Je me rappelle le cours de biologie du secondaire, où nous devions disséquer une grenouille (oui, c’était accepté, il y a 55 ans). Il s’agissait d’en examiner les différents systèmes, leurs relations et leur effet possible sur le comportement du pauvre animal. Cruel, j’en conviens, mais sans cela, il était impossible de comprendre comment une grenouille pouvait sauter si haut, et toute démarche différente n’aurait été que vaine supposition.
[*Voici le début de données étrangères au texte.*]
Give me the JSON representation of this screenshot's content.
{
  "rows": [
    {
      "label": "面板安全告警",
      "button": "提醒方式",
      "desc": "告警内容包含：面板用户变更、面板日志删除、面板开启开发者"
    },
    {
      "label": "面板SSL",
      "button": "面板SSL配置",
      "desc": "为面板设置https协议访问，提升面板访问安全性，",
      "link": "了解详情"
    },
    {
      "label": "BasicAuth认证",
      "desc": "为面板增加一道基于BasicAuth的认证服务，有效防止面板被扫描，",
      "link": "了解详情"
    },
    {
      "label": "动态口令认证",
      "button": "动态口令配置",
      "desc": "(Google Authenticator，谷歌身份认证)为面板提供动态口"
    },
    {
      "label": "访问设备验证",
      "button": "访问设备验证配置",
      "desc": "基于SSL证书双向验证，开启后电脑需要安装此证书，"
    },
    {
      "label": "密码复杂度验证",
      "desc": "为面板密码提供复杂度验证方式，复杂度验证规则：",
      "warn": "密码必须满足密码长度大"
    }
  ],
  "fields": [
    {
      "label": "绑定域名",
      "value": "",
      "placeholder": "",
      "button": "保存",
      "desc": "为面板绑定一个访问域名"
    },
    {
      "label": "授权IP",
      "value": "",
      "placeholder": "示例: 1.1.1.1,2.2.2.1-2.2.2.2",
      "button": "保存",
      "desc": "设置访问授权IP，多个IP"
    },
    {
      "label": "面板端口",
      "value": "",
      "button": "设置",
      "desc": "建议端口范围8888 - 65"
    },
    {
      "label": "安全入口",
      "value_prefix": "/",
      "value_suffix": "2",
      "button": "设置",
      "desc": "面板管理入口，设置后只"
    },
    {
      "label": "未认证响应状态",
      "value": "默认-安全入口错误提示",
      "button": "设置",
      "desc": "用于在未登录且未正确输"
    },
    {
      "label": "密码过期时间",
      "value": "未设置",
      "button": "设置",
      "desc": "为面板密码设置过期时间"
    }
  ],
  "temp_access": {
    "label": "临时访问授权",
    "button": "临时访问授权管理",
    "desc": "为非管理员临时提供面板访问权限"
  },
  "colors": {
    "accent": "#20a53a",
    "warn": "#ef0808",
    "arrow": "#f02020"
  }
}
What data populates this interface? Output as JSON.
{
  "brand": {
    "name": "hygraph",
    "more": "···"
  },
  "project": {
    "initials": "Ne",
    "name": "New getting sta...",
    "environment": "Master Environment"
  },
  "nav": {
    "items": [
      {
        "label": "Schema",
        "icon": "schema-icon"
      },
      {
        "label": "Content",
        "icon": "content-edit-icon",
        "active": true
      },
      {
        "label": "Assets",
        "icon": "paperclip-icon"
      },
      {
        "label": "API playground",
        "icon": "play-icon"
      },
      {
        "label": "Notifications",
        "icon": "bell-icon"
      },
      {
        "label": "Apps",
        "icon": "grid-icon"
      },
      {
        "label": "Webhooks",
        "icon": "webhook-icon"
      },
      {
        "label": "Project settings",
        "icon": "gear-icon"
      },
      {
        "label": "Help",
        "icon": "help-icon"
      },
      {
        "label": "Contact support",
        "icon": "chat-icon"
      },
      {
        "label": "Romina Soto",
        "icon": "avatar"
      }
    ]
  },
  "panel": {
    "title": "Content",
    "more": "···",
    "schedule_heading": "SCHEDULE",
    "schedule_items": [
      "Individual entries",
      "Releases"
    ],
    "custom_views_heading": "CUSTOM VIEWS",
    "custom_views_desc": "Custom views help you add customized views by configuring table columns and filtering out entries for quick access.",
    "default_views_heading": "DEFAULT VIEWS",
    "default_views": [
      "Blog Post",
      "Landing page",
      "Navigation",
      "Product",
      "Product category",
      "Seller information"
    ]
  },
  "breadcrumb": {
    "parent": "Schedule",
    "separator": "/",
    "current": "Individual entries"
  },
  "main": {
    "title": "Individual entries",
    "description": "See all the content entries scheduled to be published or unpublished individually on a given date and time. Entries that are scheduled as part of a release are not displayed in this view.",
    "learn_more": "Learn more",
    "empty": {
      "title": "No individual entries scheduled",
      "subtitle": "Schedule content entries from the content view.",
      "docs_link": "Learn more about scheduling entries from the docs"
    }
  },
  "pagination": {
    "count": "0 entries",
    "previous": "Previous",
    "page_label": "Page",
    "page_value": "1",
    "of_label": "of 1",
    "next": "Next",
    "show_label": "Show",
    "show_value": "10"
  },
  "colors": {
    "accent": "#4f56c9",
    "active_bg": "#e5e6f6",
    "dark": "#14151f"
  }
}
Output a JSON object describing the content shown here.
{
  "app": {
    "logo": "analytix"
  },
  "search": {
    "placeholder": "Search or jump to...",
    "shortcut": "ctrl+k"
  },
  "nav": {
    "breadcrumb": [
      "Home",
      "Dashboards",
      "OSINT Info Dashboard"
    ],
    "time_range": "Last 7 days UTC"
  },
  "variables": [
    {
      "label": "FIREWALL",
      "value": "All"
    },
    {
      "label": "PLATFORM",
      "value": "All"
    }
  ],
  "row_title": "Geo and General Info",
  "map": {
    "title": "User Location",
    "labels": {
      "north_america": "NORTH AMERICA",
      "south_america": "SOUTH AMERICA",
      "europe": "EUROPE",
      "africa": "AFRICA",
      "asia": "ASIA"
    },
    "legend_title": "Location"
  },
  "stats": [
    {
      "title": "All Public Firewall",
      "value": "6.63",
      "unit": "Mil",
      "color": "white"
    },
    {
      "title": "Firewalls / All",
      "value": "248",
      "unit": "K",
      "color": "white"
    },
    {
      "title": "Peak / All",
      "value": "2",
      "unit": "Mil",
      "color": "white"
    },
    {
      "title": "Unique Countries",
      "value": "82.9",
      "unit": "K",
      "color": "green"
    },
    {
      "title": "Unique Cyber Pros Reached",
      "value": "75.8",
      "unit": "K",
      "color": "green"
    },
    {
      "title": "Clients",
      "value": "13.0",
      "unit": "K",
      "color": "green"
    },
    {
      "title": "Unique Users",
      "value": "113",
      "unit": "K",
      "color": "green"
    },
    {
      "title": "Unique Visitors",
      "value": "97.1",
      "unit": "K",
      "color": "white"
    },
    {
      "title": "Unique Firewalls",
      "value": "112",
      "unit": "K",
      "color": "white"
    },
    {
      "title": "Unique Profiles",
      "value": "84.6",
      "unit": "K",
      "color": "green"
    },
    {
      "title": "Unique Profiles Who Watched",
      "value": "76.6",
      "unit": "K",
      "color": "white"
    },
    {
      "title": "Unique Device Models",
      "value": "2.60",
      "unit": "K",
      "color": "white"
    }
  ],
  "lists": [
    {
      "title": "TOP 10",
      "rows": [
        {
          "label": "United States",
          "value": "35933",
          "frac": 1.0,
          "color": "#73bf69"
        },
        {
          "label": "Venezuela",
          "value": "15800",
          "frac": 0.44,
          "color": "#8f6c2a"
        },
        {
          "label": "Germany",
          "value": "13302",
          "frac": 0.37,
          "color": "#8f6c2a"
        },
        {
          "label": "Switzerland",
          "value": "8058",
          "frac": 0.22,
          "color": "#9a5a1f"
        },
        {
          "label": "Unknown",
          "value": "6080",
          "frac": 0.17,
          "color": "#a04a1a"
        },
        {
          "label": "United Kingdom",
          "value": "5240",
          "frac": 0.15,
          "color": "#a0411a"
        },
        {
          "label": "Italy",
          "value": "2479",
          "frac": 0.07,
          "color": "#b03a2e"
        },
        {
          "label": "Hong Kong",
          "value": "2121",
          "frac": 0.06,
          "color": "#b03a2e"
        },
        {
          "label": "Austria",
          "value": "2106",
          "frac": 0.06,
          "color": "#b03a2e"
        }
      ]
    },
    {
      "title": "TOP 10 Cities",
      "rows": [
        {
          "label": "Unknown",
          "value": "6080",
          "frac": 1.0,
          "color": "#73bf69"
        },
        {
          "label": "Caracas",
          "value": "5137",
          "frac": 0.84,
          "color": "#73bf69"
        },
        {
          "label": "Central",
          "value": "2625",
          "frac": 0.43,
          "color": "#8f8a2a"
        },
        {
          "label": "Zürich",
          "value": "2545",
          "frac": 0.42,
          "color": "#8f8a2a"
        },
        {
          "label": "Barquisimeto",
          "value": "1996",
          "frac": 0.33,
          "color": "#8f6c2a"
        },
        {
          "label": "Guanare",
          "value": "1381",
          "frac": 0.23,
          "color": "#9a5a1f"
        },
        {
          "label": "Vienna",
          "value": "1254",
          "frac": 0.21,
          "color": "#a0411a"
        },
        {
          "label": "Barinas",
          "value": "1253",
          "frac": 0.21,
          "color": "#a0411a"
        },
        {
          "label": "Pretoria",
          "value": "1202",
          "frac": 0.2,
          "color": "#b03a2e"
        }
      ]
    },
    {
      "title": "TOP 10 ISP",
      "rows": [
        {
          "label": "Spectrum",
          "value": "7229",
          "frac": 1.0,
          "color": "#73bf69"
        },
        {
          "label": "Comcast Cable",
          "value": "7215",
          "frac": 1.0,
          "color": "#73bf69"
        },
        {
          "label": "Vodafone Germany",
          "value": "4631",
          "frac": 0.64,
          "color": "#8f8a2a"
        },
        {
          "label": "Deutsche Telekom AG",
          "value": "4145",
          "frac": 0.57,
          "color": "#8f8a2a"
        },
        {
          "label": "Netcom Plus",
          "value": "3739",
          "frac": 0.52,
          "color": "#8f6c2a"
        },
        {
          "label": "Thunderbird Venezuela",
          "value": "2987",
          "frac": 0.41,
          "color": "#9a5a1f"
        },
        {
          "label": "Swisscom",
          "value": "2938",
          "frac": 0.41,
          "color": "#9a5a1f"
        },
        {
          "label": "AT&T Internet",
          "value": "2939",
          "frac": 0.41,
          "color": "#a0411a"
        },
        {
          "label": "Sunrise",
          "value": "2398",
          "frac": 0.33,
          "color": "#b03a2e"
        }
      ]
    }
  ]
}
Mais, me direz-vous, qu’est-ce qu’une grenouille peut bien avoir à faire avec Vipassana?

Tout d’abord, je dois faire un petit détour sur l’enseignement du Bouddha (Vipassana en est issu, quand même), et de ce que j’en ai compris, jusqu’à maintenant.

Les textes nous disent que Siddhattha Gotama partit d’une constatation simple, mais combien fondamentale : tous les êtres humains veulent être heureux. Ayant vu que peu y arrivent vraiment, il quitta sa vie de prince et, durant 6 ans, adopta une vie d’errance et de développement personnel afin de découvrir s’il y a une cause à toute cette misère, et, surtout, s’il y a moyen de s’en libérer.

Grâce à une éthique de vie plus qu’exemplaire et à un pouvoir de concentration hors du commun, il arriva à s’examiner en profondeur et put comprendre le mécanisme même de la souffrance. C’est par cette complète compréhension qu’il s’en émancipa.

Il découvrit que l’être humain est un assemblage de 5 groupes d’éléments (un physique et 4 mentaux), tous ces éléments opérant toujours ensemble, indispensables pour constituer un être humain. En effet, comment pourrait-il y avoir un être humain s’il ne s’y trouvait pas les facultés de conscience, de perception, de ressentir et d’agir? On aurait affaire à un légume.

Il comprit que lorsque nous examinons ce que nous appelons « être humain », ce qui nous apparait est la manifestation d’une réalité plus profonde, c’est-à-dire que certains phénomènes matériels et mentaux se sont combinés pour former un ensemble.

Ce que nous appelons « la vie » est un continuum de moments de conscience, de perceptions, de ressentis et d’actions.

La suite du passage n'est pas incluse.